Russet Potatoes vs Yukon Gold

These horseradish mashed potatoes can easily be made with either russet potatoes or Yukon gold potatoes. I tend to use russets because they’re easily accessible year-round, as well they tend to cook faster than Yukon golds as well. However due to their starchy nature, Russet potatoes tend to absorb a lot of liquid and are more prone to falling apart to mush. Due to this, it is important that they are not cut into too small of pieces. I cut mine in half length-wise, then cut each half into 3-4 pieces. Then it is also important to be extra vigilant when boiling the potatoes as well. When you think the potatoes are on the verge of being done, keep checking them with a fork, and immediately drain them the moment they become fork-tender.

These mashed potatoes are creamy, fluffy, and cheesy! Made with horseradish, thyme-infused cream, and a bunch of cheese!
These mashed potatoes are creamy, fluffy, and cheesy! Made with horseradish, thyme-infused cream, and a bunch of cheese!

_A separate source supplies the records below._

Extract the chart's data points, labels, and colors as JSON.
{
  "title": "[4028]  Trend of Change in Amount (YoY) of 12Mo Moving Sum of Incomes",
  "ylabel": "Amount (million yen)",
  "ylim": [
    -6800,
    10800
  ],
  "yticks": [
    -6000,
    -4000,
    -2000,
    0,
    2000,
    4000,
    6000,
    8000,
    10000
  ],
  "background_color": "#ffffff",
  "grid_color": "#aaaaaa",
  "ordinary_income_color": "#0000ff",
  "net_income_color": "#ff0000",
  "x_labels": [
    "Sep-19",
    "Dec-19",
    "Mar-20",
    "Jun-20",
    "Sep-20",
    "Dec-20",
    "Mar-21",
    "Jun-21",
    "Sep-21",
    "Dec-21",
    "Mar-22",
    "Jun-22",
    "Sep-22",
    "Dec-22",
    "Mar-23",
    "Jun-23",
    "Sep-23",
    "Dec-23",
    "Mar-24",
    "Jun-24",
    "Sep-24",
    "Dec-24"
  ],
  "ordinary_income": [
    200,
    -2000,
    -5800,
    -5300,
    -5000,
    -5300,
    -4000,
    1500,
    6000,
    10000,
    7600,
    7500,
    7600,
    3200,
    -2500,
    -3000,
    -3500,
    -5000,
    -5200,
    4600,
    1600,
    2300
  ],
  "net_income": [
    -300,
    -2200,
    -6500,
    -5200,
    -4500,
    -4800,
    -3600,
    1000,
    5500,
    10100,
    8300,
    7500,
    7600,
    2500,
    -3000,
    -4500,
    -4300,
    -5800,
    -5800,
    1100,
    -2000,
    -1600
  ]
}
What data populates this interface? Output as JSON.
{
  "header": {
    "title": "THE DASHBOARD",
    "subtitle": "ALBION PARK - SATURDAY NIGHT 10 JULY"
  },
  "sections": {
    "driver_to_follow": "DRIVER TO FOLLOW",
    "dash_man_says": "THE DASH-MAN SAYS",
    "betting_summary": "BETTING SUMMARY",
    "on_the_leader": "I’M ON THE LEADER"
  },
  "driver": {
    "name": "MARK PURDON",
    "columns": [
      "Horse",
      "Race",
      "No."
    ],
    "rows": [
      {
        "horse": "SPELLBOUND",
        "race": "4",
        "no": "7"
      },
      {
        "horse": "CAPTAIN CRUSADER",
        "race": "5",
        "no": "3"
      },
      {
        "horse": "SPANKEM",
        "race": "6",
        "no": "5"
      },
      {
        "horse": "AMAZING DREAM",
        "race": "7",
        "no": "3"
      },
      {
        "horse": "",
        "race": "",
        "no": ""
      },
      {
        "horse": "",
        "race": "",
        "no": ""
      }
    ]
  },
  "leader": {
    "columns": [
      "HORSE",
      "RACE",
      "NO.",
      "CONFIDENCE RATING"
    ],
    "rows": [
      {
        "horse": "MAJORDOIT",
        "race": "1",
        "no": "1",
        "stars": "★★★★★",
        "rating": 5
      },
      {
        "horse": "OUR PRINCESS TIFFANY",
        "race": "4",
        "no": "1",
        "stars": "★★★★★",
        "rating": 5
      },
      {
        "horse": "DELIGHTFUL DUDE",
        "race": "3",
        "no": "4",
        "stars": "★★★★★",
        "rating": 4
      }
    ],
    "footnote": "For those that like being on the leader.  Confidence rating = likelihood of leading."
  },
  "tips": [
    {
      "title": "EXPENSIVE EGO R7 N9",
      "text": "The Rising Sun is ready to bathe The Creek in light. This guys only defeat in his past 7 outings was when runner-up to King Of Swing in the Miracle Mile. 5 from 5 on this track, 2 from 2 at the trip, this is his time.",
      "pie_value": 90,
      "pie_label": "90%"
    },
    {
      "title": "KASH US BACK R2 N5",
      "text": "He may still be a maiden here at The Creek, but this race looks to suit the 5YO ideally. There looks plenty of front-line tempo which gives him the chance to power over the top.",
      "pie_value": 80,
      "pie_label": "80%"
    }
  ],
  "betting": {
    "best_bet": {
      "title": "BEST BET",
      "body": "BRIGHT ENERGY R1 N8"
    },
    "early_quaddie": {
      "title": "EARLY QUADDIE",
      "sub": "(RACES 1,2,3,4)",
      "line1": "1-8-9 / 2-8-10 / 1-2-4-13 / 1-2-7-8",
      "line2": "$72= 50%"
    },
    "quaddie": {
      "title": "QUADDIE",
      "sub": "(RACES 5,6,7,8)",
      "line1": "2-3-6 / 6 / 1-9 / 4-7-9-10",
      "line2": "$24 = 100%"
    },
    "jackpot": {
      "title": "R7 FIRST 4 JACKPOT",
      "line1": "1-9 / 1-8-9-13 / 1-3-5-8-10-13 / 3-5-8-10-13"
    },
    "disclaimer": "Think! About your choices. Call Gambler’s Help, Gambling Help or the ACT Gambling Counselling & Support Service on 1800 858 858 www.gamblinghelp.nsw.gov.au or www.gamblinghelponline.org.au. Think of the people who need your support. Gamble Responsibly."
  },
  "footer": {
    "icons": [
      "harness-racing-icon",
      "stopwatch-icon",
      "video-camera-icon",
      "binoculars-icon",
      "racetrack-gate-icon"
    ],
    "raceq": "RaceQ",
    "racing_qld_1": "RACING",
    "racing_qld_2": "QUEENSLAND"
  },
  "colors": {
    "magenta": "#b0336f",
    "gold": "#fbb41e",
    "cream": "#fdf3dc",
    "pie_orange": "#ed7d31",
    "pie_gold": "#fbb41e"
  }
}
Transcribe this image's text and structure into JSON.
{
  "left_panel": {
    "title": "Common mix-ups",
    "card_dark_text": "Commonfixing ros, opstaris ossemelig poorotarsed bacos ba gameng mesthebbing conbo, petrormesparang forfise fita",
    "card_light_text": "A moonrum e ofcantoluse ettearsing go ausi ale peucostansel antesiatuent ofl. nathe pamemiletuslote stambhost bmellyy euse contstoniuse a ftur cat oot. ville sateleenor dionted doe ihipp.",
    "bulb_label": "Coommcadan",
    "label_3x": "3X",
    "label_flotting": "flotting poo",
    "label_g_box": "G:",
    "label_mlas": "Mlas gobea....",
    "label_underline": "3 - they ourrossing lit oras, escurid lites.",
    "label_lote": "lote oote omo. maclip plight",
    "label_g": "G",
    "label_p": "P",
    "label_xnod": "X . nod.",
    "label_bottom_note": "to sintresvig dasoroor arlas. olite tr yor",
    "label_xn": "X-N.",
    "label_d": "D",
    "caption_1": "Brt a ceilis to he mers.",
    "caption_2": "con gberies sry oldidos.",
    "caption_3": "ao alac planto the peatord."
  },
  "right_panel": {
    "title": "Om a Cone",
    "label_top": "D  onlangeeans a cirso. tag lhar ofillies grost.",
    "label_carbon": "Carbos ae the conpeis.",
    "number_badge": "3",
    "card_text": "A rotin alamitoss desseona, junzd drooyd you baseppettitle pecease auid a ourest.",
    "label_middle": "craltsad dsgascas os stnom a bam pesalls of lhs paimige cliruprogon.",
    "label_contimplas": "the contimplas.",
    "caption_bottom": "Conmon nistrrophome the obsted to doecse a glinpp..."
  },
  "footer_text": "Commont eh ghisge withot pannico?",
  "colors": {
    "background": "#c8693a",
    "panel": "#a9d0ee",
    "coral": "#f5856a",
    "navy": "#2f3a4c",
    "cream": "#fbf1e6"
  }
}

Get the Recipe: Cheesy Horseradish Mashed Potatoes

5 stars (1 review)
These mashed potatoes are the perfect side dish to any dinner! They are fluffy, creamy, and of course a whole lotta cheesy!
Prep Time: 5 minutes
Cook Time: 25 minutes
Total Time: 30 minutes
Servings: 4 servings

Ingredients
 

  • 4 Russet Potatoes
  • A handful of salt
  • 2 Bay Leaves
  • 2 cups Half & Half Cream
  • 10-12 Sprigs of Fresh Thyme
  • 6 tbsp Unsalted Butter
  • 1/3 cup Full-Fat Sour Cream
  • 4 tsp Prepared Horseradish
  • 1 Block Bothwell Horseradish Cheddar,, shredded & divided
  • 1/2 cup Shredded White Aged Cheddar,, divided
  • Salt & Pepper,, to taste

Instructions
 

  • In a small sauce pan over medium heat add cream and fresh thyme. Allow to simmer for about 15-20 minutes, or until it has reduced by half. Ensure you stir frequently to ensure it does not boil over. When reduced strain the thyme out with a fine mesh strainer.
  • Meanwhile, Place potato pieces and bay leaves into a large pot, and cover with enough water so that the water is 1 inch over the potatoes. Add enough salt to the water so that the water is similar to seawater. Place over medium-high heat and cook until potatoes are fork-tender.
  • Preheat oven to 425°Drain potatoes with a colander, and discard the bay leaves. Using a potato ricer or a masher, mash the potatoes back into the empty pot. Add butter, infused cream, sour cream, horseradish, ½ of the Bothwell Horseradish Cheese, and ½ of the aged white cheddar to the pot, and mix well until completely combined (using a hand-mixer makes very easy work of this!). Season with salt and pepper, and place into a baking dish. Sprinkle the top with the remaining cheese and place into the oven for 15-20 minutes, or until the cheese is bubbling and beginning to brown.